ROGUE’s plan includes growing energy crops in “marginal” fields where landowners can’t make much money from food crops. That preserves other land for feeding a population that’s expected to keep growing, Long said.
The research will use tools like gene guns and CRISPR to edit genes, things that Europe frowns upon, he said. But between new technology and the abundance of land in the U.S., Long said America is poised to be a leader in biofuels, possibly alongside Brazil.
If all goes as planned, Long said he hopes to see oil-rich energycane and miscanthus ready for mass production in the next 20 years. It takes a long time, which Long said is why it’s important to start doing now.
“So it would make sure that our children and grandchildren do not go through what we saw with being held hostage over oil supplies from other countries,” he said.
Biofuels could also mitigate climate change, with plants taking carbon from the air and stashing it in soil.

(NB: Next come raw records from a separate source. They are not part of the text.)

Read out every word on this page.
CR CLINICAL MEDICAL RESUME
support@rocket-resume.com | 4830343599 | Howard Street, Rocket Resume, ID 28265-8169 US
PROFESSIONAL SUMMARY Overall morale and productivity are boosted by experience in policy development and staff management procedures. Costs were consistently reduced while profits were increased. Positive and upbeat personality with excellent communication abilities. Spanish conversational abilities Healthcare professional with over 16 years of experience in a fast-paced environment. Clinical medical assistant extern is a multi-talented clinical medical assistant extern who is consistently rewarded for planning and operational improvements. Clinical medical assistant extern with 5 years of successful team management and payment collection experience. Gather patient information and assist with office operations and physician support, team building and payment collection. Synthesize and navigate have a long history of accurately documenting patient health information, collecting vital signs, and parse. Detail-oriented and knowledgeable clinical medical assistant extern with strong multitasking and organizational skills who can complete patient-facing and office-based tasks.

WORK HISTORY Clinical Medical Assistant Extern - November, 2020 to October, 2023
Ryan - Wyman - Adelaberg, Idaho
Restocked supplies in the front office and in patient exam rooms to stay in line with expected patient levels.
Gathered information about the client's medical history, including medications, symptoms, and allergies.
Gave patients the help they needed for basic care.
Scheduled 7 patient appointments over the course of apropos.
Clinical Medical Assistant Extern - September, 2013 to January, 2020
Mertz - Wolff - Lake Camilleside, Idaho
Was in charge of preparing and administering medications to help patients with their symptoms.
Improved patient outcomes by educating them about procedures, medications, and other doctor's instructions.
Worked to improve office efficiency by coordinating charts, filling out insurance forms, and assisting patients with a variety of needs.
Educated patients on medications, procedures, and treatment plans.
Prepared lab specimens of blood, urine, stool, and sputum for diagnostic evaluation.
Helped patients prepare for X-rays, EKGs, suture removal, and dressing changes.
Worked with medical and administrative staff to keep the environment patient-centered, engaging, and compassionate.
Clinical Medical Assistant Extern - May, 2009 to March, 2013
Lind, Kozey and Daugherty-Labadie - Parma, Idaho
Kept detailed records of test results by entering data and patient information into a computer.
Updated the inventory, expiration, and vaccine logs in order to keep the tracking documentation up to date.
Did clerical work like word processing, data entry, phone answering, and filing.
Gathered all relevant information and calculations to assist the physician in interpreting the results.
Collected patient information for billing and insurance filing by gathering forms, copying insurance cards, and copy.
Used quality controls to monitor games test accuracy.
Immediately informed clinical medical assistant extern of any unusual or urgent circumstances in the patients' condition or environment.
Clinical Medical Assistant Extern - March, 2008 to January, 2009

Reducing emissions was even one of the main reasons Congress created the Renewable Fuels Standard. According to the EPA, it was meant to “reduce greenhouse gas emissions and expand the nation’s renewable fuels sector while reducing reliance on imported oil.”
Oil companies often argue it has outlived its purpose, pointing to stagnant emission levels in the U.S. and an abundance of oil thanks to fracking, an advanced drilling technique.
“The RFS is a broken policy, and its continued implementation could result in dire consequences for the broader economy, as well as negative impacts on consumers,” The American Petroleum Association warned, calling for the RFS to be repealed or “significantly modified.”
Still, Long argued, his research is for the long game, when even fracking can’t meet the U.S. demand for oil. Long said battery-powered cars charged with wind and solar energy will likely be widespread, but plant-based oils can help fill the gaps in diesel trucks and jet fuel.
“For planes, which we’re very dependent on in the United States, we don’t really see those wind turbines and solar cells doing anything for that,” he said.
The Energy Information Administration found the globe should have fuel until at least 2050, but trade can make getting fuel to countries that need it a bit more complex.
The Department of Energy isn’t alone in trying to find solutions, though. The U.S. Department of Agriculture is also funding biofuel research, focusing on how to turn leftover biomass like crop stubble and tree branches into energy or products.
Timothy Connor with USDA’s National Institute of Food and Agriculture said that while the agency is looking at energy security and energy diversity, his department is really focused on adding value to byproducts on farms and forests in rural areas.
“And USDA is permanently focused on that grower value,” he said.
Connor does caution that there are scientific and technical hurdles to climb first, but he has been seeing big steps forward so far, “so, we’re really excited.”